Music lovers and members of the Oslo Philharmonic Orchestra were mourning the death over the weekend of former conductor Mariss Jansons. He led the orchestra to international fame but left Norway bitter over Norwegian politicians’ failure to build a new concert house.
“He was one of the leading conductors in the world, no doubt about that,” Ingrid Røynesdal, chief executive of the Philharmonic, told newspaper Aftenposten on Monday. Jansons, a native of Latvia, died at his home in St Petersburg after years of heart trouble. He was 76.
“He’d had problems with his heart for many years, and there have been several episodes, but they (doctors) managed to save him every time,” Røynesdal said. “Not this time.”
It’s been 17 years since Jansons was the Oslo Philharmonic’s most important man, noted Aftenposten. Many feel his name lives on in the walls of the Oslo Konserthus (Oslo Concert Hall), even though he complained that it has poor accoustics and he fought hard for a new venue.
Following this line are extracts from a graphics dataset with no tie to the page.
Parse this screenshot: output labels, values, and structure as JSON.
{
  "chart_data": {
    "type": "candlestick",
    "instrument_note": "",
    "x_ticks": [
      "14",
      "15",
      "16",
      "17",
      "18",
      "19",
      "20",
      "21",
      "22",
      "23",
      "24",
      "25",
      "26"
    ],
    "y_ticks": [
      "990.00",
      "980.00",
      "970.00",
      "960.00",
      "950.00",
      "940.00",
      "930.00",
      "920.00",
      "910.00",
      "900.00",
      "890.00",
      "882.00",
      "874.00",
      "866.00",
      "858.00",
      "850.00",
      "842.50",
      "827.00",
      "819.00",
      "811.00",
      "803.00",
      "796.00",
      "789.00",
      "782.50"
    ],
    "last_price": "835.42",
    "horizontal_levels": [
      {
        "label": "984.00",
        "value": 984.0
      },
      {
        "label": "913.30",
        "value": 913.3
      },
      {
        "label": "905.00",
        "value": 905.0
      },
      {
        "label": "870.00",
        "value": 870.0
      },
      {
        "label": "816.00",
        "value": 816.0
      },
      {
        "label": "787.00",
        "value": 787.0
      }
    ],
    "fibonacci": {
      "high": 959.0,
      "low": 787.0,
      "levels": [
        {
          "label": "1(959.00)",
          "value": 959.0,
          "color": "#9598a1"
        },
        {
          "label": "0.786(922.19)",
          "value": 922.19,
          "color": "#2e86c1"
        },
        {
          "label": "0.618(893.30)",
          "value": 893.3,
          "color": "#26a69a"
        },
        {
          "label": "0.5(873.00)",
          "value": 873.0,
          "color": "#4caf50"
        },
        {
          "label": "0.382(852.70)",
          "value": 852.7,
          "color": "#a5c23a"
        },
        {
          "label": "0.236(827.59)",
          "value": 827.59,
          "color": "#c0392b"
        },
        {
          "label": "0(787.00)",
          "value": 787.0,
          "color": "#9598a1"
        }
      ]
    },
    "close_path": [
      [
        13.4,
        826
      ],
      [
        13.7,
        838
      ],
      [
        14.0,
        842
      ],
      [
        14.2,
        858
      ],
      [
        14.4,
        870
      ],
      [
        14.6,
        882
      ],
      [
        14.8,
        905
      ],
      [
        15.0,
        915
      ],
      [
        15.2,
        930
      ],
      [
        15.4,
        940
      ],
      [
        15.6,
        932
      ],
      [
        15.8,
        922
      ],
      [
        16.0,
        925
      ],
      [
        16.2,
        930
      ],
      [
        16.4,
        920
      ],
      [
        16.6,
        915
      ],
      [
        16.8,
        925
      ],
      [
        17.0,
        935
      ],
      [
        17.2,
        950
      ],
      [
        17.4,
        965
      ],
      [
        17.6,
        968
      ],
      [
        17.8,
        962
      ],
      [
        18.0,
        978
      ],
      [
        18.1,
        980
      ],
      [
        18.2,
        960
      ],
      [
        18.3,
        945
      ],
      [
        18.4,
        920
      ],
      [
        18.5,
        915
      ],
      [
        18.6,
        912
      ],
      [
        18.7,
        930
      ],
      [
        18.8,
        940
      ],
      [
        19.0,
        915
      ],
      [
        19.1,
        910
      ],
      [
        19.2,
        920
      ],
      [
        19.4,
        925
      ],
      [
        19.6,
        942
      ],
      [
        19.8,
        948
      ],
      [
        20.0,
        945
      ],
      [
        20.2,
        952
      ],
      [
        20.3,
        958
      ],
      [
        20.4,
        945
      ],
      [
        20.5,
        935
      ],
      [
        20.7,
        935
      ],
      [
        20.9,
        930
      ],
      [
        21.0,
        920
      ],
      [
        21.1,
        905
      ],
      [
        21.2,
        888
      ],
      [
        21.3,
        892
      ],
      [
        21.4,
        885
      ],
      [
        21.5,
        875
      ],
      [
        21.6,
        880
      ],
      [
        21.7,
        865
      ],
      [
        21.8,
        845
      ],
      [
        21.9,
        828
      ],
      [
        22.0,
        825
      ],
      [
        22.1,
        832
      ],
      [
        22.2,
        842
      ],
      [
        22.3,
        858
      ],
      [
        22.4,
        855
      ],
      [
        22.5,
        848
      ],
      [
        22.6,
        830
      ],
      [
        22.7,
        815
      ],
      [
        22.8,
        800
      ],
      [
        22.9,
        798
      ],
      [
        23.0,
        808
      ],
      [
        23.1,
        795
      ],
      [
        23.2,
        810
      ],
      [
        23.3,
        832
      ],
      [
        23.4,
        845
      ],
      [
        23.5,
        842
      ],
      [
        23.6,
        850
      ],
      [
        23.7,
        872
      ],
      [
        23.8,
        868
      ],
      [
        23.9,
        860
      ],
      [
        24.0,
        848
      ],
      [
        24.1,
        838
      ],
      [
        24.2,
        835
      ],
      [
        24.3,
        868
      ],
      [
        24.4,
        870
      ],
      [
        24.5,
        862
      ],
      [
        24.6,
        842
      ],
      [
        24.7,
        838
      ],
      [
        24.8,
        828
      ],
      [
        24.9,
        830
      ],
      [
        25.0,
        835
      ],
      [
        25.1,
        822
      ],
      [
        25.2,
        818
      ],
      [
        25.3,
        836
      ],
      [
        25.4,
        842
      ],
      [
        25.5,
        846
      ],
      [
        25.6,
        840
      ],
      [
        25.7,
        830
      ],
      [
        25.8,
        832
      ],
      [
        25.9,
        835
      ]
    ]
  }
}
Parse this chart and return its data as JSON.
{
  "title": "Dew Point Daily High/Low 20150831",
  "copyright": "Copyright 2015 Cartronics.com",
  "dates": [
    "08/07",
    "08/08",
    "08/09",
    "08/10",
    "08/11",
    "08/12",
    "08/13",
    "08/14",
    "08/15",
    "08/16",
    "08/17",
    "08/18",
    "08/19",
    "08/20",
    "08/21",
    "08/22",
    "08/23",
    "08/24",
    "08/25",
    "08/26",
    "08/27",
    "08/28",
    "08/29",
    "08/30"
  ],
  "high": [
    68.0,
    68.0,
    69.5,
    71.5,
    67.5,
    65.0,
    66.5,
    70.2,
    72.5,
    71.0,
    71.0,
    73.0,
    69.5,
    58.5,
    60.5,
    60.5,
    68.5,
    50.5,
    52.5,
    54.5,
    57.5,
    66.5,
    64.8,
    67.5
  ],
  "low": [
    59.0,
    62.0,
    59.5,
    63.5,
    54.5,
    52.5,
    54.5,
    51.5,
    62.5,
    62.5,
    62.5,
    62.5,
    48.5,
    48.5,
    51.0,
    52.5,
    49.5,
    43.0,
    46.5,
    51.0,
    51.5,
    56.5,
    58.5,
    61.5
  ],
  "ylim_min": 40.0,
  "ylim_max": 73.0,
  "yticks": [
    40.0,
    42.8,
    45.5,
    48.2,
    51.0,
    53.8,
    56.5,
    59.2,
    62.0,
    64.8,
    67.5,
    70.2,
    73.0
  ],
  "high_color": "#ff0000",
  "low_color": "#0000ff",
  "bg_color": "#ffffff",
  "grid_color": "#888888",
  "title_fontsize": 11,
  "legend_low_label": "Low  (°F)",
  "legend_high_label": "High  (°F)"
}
Norwegian Broadcasting (NRK) reported that Jansons never forgave politicians who didn’t provide the city’s, and arguably the country’s, leading orchestra with better working conditions.
Jansons admitted as much himself in an interview with NRK in 2017: “When I left in 2002, I was in very bad humour. My relations with the politicians and the country were destroyed, and I still feel that way. I fought for better working conditions and places to practice without being heard.”
Røynesdal is now fighting that same battle, campaigning for a new concert house to be built at Filipstad on Oslo’s western waterfront. Others have proposed building a new and much better orchestra hall on top of the existing building at Vika in downtown Oslo. Debate is likely to continue.
There’s little debate over Jansons’ own role in developing the Oslo Philharmonic into an internationally acclaimed orchestra. “Jansons was conductor for 22 years and lifted the orchestra up to an international level,” Røynesdal said. “He was enormously important for the Oslo Philharmonic and for the development of Norwegian music.”
Røynesdal said the orchestra will be honouring Jansons’ contributions as it celebrates its own 100th anniversary this year. “Mariss Jansons made Norway bigger,” she wrote in the orchestra’s own online tribute to Jansons Monday.